In 2016, twice as many Americans obtained their news online instead of print. Approximately 3/4 of adult Americans interact with others through social media. Nine out of ten Americans are online, and a majority of these users are using time online to support personal or professional learning. I'm sure that I'm not the only person who finds it challenging to find a balance between personal and professional learning while online.
As time passes, an increasing percentage of the information and interaction that I seek in the name of learning is gathered online. The line between personal and professional learning is becoming blurred. I'm not sure if this is the result of time limitations, or professional ambitions putting the squeeze on personal interests. For example, I would like to start a podcast about pond fishing, but here I am writing about learning and education.
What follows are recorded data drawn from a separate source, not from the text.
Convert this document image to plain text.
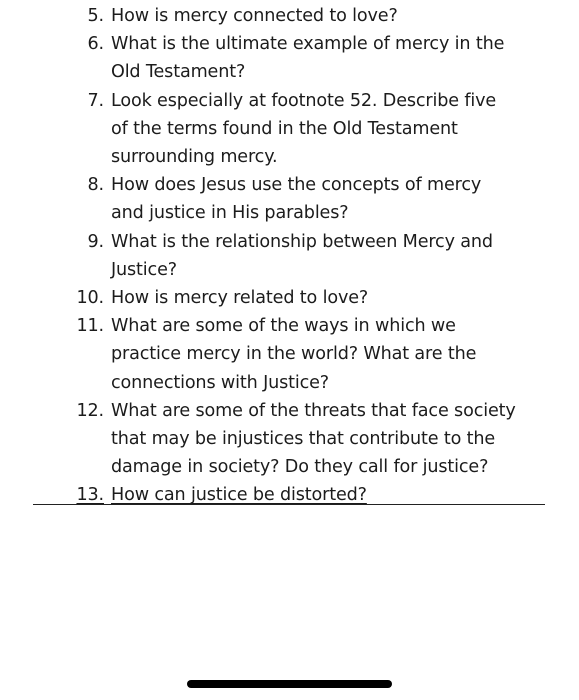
5. How is mercy connected to love?
6. What is the ultimate example of mercy in the
Old Testament?
7. Look especially at footnote 52. Describe five
of the terms found in the Old Testament
surrounding mercy.
8. How does Jesus use the concepts of mercy
and justice in His parables?
9. What is the relationship between Mercy and
Justice?
10. How is mercy related to love?
11. What are some of the ways in which we
practice mercy in the world? What are the
connections with Justice?
12. What are some of the threats that face society
that may be injustices that contribute to the
damage in society? Do they call for justice?
13. How can justice be distorted?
Reading Aaron Davis's recent post, "Templated Self", my perceived challenge of online time took a turn when he asks, "what do we mean by "real world" experiences, what do we mean by digital literacies?" I found myself wondering if my online presence is templated, and if so, how much control do I have in my online identity? In other words, are we manipulating our online spaces, or are they manipulating us?
It was Dave White's "Visitor / Resident" mapping exercise that prompted me to map and share my digital interactions. Initially, I used icons as hyperlinks to invite more engagement and interaction. Later, I realized the V/R mapping activity, which is an ongoing process, allows for deeper reflection of how I leverage online spaces. It's a visual interpretation of my digital self. Is this the same as a template?
At ISTE 2016, Dean Shareski challenged a group of us to consider digital dualism. Does online branding dehumanize us? Like others in my PLN, Dean suggests it's better to own rather than rent. Each person should have an online space to establish residency, contribute to communities, and create their templates. He encourages us to keep it real by retaining our humanity and authenticity in digital spaces.
Recently, Danah Boyd suggested that increases in online participation are shifting the ways in which we are manipulated by digital information. What are the motives of gaining attention and sharing information online? Are we becoming a generation of skilled manipulators?
The original intention of this post was to express a personal challenge of balancing time spent learning between personal and professional learning and balancing digital and analog resources. That ship seems to have sailed. The theme of this post then shifted to finding a balance of control over our online spaces. Are we living two lives? What is the appropriate mixture of online and offline? Where's the balance? The thought of misrepresenting myself with a digital template is a bit disconcerting. I've never personally met many of the folks in my personal learning network, but I believe that when we do finally meet face-to-face, it will feel somewhat like a reunion of old friends.